Reflections on Girl. 1990. Silkscreen, lithograph, collaged PVC and embossing print. Corlette 245. Signed, dated, numbered and inscribed. Verso inscribed "RL 89-984". One of 16 artist proofs aside from the edition of 68 copies. On board by Somerset. 98.2 x 124 cm (38.6 x 48.8 in). Sheet: 114,5 x 139,5 cm (45 x 54,9 in). Printed and published by Tyler Graphics Ltd., Mont Kisco, New York (with blindstamp). Famous motif from the pop artist's renowned "Reflections" series.
PROVENANCE: Private collection lower Saxony.
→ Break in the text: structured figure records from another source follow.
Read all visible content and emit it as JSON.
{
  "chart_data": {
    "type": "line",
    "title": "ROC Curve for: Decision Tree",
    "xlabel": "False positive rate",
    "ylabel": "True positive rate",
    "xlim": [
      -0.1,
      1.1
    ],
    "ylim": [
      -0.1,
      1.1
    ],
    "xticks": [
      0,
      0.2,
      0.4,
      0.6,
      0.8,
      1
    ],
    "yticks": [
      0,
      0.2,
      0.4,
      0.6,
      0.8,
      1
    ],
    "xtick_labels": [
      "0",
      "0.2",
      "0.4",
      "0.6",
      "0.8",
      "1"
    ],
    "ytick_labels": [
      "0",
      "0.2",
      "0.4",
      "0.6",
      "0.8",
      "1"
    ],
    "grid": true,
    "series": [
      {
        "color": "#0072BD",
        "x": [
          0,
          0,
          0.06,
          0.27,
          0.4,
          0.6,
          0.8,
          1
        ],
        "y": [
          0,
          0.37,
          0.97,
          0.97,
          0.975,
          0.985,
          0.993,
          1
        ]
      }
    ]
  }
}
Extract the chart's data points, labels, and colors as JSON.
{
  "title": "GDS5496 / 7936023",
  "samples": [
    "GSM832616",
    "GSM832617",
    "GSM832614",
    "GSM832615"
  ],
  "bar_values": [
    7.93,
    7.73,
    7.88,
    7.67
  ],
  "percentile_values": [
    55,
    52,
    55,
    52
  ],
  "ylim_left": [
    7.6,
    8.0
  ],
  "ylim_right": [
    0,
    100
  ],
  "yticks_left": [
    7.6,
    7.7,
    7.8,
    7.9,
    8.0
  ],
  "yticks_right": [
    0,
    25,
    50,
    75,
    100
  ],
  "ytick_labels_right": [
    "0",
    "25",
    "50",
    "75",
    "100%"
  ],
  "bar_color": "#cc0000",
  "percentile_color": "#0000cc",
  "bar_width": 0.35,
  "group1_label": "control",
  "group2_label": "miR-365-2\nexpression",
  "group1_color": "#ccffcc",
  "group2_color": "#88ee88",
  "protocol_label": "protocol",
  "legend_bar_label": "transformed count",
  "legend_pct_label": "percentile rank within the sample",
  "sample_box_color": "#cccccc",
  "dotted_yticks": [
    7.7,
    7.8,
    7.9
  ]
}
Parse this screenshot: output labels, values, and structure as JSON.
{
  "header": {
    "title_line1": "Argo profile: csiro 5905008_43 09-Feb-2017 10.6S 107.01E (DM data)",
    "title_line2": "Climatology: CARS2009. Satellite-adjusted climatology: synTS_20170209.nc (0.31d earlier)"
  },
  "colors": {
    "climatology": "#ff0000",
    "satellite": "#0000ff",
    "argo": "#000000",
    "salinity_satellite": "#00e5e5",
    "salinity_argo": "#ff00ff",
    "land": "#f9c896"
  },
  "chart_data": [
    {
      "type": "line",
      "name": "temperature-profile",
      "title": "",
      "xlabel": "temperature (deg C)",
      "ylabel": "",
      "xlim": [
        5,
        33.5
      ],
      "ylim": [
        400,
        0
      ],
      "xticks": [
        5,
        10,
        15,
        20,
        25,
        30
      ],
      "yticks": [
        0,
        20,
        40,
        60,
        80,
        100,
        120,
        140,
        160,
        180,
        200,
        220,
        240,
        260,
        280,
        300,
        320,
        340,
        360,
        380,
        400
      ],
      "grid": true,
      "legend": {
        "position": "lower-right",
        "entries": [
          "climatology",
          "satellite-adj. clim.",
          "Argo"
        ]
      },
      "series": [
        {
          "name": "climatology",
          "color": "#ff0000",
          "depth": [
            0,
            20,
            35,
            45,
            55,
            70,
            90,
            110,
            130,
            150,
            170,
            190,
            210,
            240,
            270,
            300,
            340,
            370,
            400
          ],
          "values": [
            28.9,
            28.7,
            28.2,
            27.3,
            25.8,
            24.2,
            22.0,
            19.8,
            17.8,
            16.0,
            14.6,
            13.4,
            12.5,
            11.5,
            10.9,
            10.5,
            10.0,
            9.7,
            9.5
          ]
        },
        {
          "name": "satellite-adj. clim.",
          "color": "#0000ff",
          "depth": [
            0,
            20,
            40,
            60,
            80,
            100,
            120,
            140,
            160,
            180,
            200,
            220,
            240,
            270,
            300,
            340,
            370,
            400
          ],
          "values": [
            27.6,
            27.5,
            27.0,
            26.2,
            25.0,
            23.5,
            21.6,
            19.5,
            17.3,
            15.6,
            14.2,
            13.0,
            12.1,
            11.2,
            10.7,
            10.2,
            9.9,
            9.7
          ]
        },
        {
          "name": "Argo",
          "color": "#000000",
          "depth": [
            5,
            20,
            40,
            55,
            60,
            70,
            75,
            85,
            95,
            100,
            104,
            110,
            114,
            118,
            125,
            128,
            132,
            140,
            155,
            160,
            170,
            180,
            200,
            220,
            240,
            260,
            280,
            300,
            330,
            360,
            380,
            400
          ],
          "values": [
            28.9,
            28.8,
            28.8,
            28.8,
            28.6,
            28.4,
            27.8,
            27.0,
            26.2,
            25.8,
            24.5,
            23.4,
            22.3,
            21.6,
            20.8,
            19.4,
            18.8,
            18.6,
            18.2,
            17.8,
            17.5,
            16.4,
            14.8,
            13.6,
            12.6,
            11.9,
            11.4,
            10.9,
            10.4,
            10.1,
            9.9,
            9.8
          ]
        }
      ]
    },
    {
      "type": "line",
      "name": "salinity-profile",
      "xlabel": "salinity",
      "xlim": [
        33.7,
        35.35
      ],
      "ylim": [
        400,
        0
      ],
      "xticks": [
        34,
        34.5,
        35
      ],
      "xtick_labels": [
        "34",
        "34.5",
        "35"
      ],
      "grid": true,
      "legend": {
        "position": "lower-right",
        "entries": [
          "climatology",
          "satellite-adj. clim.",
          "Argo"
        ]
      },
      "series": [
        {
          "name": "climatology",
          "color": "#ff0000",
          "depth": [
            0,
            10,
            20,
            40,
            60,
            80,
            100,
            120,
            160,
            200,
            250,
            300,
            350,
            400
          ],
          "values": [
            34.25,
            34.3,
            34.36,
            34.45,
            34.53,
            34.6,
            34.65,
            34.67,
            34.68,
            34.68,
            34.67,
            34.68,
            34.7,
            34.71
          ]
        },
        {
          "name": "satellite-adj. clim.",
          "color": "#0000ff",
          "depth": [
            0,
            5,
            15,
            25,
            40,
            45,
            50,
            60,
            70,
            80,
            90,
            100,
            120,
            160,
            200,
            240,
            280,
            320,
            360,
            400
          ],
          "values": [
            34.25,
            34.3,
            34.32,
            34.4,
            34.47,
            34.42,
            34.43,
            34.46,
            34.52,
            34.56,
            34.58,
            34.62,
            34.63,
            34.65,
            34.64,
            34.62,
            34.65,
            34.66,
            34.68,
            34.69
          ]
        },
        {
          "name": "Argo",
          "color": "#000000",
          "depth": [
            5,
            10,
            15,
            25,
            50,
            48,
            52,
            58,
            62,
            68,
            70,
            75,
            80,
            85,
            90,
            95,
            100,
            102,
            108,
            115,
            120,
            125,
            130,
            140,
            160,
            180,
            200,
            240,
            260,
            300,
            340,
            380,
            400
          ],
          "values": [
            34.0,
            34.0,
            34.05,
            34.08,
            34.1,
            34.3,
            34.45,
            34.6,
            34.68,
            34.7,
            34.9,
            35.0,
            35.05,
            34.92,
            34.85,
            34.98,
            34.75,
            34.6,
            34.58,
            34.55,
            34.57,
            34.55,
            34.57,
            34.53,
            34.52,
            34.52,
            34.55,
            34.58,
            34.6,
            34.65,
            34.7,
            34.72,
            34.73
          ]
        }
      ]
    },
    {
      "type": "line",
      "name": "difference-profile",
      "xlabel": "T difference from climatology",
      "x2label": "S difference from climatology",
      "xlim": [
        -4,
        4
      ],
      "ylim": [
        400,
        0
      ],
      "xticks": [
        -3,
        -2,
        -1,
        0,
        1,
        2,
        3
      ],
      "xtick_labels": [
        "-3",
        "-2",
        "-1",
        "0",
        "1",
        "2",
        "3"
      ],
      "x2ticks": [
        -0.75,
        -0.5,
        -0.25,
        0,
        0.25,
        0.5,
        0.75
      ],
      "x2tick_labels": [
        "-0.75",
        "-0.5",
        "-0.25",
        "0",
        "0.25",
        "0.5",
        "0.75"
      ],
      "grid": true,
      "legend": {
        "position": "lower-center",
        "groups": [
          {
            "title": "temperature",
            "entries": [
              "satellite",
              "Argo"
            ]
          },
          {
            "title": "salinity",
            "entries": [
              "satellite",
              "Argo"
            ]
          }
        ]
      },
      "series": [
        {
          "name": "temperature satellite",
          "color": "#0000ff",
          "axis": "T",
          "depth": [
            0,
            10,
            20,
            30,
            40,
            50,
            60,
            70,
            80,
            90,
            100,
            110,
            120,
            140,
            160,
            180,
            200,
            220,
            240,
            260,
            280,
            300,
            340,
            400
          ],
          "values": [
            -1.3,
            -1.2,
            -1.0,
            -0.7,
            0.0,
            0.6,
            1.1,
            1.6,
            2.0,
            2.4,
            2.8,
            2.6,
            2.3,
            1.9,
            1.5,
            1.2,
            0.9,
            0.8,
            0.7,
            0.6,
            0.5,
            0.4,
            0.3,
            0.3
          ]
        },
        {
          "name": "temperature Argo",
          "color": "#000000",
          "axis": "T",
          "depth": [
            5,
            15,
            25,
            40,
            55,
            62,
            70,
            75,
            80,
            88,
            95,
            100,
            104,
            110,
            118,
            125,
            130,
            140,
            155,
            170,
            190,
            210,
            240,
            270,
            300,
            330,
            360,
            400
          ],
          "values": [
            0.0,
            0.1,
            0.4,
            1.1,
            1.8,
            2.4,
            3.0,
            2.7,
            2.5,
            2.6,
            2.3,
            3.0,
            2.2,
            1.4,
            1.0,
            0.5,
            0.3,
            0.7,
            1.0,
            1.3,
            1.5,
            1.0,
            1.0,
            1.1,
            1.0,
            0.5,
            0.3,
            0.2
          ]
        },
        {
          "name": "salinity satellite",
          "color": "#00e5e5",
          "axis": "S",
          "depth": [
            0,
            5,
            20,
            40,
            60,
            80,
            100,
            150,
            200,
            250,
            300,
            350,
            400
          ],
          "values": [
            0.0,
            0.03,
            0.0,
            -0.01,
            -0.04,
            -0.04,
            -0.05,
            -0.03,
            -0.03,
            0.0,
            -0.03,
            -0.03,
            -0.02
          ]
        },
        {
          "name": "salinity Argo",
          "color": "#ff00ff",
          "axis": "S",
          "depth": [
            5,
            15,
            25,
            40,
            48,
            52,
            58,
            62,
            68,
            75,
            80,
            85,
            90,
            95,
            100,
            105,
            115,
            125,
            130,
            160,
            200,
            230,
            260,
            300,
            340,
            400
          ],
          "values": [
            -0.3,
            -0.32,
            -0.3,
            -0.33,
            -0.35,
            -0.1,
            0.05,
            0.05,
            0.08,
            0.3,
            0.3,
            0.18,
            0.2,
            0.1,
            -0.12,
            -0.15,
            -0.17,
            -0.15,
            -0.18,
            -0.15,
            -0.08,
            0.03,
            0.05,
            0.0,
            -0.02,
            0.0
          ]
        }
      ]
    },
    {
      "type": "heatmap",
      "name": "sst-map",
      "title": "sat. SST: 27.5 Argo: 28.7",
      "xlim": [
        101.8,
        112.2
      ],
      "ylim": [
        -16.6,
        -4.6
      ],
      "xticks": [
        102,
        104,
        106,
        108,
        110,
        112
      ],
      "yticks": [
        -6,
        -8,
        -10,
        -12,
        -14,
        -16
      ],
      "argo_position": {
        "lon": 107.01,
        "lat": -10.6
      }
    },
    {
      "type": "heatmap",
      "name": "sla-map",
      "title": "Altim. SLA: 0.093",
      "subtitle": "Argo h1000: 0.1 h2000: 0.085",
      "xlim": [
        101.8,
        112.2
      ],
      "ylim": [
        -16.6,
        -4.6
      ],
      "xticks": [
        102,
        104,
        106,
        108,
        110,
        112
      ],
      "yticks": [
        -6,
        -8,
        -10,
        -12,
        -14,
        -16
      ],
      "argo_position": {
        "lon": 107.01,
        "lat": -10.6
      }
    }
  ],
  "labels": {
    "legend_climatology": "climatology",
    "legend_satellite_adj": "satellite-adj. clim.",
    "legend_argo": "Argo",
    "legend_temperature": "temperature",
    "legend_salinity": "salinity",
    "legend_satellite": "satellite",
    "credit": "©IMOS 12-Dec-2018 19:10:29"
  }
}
“Reflections on Girl” is the most popular motive of Roy Lichtenstein's conceptual “Reflections” series. The work is not only part of the current “ARTIST ROOMS” exhibition in the National Galleries of Scotland and Tate (March 2015 – January 2016), but even decorates the related poster. In this work, characterized by its typical Pop Art composition, Lichtenstein transforms a model from the comic “Falling in Love”: the effect of the colors is changed, the brunette turns into a blonde and receives a significant thought bubble filled with the text “H-He couldn't kiss me that way and be love someone else!” The result, also due to the overlapping abstract “Reflections” - the reflection stripes borrowed from the “Mirror” series -, is a work of great aesthetic attraction that focuses entirely on the protagonist's emotion.